PC Magazine’s Tim Bajarin seems ready to write the obituary for Android for tablets which, to me, seems extremely premature.
He cites Amazon and B&N using customized/splintered/forked versions of Android as part of the problem. But doesn’t that count? It’s custom Android, but it’s still Android, to one degree or another. To me, it’s two additional companies trying to figure out how to get an Android tablet right.
I see a parallel in the PC market. Back in the Windows 3.1 days, PC manufacturers tried various things to get Windows right. Both Compaq and Packard Bell loaded different user interfaces on top of Windows to improve the user experience. Compaq used an interface called Tabworks; Packard Bell had something it called Navigator. Then Windows 95 came along, and that pretty much ended the practice. That user interface had some rough spots too, but it improved over time.
We’ve yet to see what the market reaction to Amazon’s and B&N’s 7-inch tablets will be. The reviews are certainly less harsh than for other Android tablets. They sold well sight unseen–Amazon will sell between 4 and 5 million by year end–and from what I’m reading, the biggest problem these tablets face right now is the availability of 7-inch screens to go in them. Indications suggest they may very well sell every tablet they can make.
And it’s not as if Google has thrown in the towel. There’s a buzz surrounding Android 4.0. Whether it will do for tablets what Windows 95 did for PCs remains to be seen.

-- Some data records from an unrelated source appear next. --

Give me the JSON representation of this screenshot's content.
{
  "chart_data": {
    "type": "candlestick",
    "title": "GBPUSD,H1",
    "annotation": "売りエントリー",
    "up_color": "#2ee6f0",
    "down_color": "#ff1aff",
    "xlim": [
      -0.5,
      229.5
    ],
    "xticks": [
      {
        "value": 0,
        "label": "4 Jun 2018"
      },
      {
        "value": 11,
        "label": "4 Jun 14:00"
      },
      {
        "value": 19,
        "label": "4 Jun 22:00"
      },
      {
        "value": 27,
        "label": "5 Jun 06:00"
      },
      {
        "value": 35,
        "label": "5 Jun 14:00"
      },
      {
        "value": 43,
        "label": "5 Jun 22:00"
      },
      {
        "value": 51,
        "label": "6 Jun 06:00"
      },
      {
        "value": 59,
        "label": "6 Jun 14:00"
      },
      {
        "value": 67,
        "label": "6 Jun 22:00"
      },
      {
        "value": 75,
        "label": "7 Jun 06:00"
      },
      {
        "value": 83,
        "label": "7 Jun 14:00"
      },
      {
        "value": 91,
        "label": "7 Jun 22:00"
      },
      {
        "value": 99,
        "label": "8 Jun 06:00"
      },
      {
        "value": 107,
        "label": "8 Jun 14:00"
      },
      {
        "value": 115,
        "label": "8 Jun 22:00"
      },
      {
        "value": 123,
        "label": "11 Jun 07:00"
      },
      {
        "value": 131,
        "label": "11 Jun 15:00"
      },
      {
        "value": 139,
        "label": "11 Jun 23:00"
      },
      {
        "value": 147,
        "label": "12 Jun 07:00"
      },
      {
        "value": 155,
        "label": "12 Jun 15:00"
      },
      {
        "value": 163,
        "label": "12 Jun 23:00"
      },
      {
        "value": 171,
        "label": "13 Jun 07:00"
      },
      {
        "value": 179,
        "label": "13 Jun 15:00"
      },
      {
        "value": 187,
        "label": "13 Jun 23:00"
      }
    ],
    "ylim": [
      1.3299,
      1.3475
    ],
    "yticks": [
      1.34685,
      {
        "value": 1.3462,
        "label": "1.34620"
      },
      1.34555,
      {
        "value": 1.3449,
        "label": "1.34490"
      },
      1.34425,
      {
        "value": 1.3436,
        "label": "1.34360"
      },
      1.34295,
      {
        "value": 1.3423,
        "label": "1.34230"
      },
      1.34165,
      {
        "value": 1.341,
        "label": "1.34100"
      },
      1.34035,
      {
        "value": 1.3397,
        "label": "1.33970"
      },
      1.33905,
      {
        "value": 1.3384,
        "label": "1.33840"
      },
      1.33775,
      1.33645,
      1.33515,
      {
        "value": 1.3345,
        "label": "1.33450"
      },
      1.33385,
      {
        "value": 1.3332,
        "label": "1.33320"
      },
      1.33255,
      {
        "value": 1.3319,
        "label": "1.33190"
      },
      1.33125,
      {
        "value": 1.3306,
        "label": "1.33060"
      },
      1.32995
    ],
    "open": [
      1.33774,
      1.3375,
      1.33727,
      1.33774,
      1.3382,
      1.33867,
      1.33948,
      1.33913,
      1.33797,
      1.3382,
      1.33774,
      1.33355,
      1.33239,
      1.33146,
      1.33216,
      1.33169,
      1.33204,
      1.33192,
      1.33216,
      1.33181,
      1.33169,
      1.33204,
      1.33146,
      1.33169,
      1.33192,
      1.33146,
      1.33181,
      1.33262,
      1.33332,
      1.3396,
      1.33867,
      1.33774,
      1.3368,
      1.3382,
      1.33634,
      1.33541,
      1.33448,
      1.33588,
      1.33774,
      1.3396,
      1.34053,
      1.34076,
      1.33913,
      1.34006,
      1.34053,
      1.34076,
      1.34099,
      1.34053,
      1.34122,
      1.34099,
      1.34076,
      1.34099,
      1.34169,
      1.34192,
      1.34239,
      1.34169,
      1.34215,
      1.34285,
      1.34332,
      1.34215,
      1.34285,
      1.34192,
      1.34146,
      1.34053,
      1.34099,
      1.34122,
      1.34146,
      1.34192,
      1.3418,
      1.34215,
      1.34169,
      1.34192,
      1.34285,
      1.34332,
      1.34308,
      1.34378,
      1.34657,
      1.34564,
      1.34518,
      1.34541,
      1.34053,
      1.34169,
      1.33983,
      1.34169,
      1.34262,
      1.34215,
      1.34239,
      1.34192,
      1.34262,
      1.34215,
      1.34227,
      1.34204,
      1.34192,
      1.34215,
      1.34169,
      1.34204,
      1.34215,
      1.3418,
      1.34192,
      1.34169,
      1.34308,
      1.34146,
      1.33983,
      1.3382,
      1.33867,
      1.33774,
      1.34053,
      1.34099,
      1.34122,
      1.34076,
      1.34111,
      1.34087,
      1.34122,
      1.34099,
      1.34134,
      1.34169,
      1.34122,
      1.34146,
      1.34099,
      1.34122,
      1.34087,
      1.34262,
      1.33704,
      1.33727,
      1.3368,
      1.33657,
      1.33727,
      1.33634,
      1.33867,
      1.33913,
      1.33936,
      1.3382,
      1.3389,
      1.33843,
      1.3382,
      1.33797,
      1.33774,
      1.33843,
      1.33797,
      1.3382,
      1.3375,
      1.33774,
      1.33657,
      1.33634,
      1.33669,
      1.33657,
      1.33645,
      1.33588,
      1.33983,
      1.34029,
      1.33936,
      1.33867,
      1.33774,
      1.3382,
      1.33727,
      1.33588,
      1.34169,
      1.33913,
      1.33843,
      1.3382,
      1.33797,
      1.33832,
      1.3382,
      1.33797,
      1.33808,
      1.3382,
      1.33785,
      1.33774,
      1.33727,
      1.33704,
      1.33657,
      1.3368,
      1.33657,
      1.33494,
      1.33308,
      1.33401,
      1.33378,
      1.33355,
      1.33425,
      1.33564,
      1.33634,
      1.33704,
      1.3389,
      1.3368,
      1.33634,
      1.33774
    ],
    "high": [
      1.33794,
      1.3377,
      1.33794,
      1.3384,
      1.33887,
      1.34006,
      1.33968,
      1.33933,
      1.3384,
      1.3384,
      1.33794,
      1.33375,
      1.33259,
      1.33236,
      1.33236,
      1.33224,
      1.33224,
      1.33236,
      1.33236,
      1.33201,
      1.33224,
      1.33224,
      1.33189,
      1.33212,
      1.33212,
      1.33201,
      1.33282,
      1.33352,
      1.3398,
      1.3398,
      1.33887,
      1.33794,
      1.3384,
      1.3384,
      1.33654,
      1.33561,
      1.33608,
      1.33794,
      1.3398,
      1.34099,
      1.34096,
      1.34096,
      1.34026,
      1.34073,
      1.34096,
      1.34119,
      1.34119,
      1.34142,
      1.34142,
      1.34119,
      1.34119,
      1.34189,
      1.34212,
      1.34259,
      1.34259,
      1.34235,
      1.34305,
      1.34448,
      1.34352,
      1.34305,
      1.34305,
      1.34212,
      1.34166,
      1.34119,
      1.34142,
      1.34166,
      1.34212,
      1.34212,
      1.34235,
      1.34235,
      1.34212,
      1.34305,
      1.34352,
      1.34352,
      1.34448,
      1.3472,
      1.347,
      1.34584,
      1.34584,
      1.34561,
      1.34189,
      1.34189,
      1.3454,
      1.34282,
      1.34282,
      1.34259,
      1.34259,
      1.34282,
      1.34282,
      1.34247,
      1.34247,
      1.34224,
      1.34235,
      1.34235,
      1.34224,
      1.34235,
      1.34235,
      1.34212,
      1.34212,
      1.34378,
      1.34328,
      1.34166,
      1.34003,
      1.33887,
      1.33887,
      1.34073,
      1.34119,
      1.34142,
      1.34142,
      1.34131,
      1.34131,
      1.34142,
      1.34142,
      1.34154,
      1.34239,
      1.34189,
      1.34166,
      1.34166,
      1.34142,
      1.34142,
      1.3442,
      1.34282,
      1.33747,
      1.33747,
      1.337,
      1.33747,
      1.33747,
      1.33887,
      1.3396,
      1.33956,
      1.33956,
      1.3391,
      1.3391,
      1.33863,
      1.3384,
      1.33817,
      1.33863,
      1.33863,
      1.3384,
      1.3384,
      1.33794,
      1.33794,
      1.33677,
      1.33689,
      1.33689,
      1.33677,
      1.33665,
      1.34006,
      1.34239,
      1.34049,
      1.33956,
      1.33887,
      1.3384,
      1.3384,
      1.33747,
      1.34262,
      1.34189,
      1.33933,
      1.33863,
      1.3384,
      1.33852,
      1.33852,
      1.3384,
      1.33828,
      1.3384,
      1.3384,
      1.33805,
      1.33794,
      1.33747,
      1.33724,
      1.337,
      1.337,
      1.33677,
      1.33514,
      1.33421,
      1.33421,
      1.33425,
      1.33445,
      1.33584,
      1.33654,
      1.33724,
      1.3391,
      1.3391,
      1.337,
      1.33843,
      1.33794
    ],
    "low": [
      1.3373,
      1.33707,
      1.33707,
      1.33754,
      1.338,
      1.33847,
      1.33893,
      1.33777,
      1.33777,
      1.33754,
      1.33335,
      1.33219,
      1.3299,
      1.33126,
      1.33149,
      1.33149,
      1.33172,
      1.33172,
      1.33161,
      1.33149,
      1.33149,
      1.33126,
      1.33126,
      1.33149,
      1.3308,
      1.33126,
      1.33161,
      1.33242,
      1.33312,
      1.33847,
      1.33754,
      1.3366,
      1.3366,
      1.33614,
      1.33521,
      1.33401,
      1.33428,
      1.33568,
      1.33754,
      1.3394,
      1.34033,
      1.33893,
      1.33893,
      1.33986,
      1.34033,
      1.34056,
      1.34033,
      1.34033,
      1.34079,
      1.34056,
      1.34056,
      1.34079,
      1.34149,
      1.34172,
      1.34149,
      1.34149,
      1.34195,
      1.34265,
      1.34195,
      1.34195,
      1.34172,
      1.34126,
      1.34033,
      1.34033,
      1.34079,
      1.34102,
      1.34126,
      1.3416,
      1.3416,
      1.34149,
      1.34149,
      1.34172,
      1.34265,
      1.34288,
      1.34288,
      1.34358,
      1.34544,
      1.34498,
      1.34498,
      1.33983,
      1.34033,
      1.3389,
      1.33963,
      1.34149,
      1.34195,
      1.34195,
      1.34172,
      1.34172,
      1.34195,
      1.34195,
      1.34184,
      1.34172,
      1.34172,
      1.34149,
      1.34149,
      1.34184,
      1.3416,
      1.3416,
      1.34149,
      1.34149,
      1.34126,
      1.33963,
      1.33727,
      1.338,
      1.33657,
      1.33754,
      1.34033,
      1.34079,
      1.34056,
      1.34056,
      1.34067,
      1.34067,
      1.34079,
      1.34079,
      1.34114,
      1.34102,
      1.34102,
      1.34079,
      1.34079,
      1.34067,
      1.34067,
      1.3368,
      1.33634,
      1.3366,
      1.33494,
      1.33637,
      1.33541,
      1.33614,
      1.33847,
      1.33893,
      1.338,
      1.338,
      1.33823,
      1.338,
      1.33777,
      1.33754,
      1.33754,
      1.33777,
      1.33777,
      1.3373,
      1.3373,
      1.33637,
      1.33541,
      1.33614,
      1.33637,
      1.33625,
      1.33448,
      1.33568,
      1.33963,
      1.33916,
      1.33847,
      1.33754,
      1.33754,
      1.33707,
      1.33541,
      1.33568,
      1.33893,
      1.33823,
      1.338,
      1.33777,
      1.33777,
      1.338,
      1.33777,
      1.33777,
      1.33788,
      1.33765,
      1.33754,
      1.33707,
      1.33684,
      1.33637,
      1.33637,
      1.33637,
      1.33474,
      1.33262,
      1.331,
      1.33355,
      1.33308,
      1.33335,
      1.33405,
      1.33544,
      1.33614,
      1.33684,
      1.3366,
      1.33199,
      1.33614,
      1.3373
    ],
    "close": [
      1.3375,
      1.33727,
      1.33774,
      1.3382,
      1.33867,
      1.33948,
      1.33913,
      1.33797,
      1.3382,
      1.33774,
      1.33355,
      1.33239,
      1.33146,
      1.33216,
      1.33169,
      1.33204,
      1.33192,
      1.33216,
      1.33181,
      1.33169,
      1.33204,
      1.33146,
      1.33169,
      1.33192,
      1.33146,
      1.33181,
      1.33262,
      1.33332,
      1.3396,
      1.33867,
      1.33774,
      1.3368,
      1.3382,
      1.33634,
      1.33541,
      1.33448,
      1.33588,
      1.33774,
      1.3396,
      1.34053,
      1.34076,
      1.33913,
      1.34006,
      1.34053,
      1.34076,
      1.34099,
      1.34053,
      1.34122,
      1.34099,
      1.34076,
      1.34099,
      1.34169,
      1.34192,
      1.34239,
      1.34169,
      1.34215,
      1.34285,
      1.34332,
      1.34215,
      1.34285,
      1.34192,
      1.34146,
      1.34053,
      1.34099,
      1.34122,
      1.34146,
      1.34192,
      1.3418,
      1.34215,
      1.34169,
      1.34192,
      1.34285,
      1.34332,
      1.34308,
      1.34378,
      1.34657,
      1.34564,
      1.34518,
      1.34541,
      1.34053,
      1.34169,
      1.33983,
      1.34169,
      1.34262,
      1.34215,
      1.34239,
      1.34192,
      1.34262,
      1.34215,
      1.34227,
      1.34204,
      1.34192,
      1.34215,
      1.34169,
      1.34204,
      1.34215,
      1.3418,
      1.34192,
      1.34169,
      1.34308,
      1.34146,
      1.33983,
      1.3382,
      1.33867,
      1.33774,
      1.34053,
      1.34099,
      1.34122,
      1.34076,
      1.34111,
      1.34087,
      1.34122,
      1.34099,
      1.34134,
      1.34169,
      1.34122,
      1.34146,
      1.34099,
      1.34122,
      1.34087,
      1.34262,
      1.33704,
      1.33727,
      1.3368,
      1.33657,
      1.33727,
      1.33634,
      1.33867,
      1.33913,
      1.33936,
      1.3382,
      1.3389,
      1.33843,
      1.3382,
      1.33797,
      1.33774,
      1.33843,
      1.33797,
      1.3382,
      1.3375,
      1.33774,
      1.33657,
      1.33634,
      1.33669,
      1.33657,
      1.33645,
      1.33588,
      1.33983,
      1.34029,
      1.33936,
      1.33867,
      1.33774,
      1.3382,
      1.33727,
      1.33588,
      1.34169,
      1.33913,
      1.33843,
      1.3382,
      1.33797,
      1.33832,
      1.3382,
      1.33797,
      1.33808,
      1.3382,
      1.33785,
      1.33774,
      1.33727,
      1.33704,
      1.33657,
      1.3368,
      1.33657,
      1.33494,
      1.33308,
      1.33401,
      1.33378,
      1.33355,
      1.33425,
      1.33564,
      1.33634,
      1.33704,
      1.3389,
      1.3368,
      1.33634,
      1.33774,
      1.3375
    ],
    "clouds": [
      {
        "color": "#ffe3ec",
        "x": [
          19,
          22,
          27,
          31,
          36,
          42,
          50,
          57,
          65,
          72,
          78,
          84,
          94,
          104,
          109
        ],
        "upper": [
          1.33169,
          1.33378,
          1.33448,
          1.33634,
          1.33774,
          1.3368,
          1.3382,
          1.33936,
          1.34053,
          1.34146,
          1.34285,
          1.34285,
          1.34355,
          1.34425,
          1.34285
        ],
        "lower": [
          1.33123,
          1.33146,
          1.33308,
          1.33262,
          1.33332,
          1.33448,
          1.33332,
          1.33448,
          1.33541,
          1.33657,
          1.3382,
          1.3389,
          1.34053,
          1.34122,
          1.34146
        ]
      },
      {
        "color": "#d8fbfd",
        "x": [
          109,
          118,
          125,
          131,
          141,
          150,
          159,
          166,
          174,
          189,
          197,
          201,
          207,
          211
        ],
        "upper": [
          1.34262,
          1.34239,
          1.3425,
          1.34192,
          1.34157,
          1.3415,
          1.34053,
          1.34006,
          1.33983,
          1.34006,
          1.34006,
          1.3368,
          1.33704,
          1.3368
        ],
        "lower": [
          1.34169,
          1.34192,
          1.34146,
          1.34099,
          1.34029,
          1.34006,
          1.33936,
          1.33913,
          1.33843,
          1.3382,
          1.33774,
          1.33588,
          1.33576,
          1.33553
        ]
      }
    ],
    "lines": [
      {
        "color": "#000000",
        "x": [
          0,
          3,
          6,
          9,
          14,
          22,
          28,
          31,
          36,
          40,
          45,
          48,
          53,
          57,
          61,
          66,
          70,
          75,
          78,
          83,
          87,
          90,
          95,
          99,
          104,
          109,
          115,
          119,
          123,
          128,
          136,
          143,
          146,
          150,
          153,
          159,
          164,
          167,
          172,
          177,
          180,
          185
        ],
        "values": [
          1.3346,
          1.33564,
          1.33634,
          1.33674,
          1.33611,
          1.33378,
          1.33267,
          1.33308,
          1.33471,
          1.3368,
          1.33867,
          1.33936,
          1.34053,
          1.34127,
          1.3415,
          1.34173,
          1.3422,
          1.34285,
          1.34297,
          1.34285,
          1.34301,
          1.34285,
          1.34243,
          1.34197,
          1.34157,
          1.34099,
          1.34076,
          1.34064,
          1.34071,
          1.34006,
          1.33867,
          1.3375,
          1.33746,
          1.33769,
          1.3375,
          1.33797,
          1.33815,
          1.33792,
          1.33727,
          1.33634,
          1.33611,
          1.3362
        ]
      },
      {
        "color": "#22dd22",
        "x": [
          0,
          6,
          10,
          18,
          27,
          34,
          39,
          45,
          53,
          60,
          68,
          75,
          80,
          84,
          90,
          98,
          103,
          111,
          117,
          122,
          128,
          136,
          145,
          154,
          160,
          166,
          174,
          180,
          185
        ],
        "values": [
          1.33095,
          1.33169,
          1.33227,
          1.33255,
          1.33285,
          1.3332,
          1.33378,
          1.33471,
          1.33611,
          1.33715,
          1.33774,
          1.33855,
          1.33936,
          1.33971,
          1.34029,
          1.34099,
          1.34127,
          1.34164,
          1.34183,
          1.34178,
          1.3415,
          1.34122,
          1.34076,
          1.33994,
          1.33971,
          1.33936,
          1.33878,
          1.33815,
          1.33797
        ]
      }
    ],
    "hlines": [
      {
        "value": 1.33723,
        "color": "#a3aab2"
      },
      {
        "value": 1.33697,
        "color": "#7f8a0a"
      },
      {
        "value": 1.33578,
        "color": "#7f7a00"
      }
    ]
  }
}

Android tablets do have a problem, but by my count, at least four different communities are working on the problem: Google, Amazon, B&N, and the modding community. Expect all four to steal any good idea one of the others comes up with. That’s a healthy ecosystem.
This is still a young market. I see a lot of tablets at airports, but there are still a lot of people interested in tablets who haven’t bought them yet. Every time I see my extended family, I get questions. But some members of the extended family, conspicuously, aren’t asking questions yet. There are still several waves of potential purchasers to go. One of those waves would include my neighbors, who don’t even own a computer at all. Would they be interested in a tablet? I think they potentially would be, given the right combination of factors: A low enough price, some capability they can’t live without, and sufficient ease of use.
That capability they can’t live without–the fabled “killer app”–probably hasn’t been invented yet for some people. There probably will be several, in the end. And it may not be exclusive to one particular tablet.
We’re still working on sufficient ease of use. Apple made a significant jump with Siri this year, but Siri isn’t going to win the war. Siri wasn’t the first attempt at voice control and won’t be the last. It’s a step forward. There are companies that have been working on voice recognition and natural language processing a lot longer than Apple–Nuance and IBM come immediately to mind–and if Apple can do it, those companies can do it. So can Google, and so can Microsoft.
Price is where Android has the significant advantage. My next-door neighbors will never pay $500 for a tablet. They just won’t. The price they would be willing to pay depends on that killer app, but the lower the price is, the better. Apple’s never been willing to play in that space. Microsoft will, but once they establish their market share, they raise prices. Google sees Android solely as a way to make money indirectly, so they’re willing to give it away. When you buy an Android tablet, you’re paying for hardware and patent licenses.
Today, in late 2011, Android has 52.5 percent of the smartphone market, compared to Apple’s 15 percent.
Remember, Android 1.0 and the first phone based on it didn’t appear until late 2008, 15 months after Apple’s first Iphone. In mid-2009, Android’s marketshare was 2.8 percent. By February 2010–doesn’t that seem like only yesterday?–Android had managed to carve out 10 percent of the market, but over the next seven months, it grew to 21.4 percent.
Android’s success in smartphones didn’t come overnight. So there’s no reason to believe success will come overnight in tablets, either.
In other news…
On Tuesday morning, Amazon released the source code for the Kindle Fire to much fanfare, most of it undeserved given that they just released the GPL portions of the code. It does seem to be news today when large companies do what’s legally required, but it’s nothing earth-shaking. This release doesn’t mean anyone will be turning someone else’s 10-inch tablet into an oversized Kindle Fire.
And Cyanogenmod 9 (based on Android 4.0, a.k.a. Ice Cream Sandwich) is working on Samsung Nexus S phones and in alpha 11 now–all features working, no major remaining bugs. Life is going to get a lot more interesting as work on Cyanogenmod 9 continues, as it’s going to be a big upgrade for existing phones and tablets. When the vendor drops support for future versions of Android, Cyanogenmod is the most obvious upgrade path.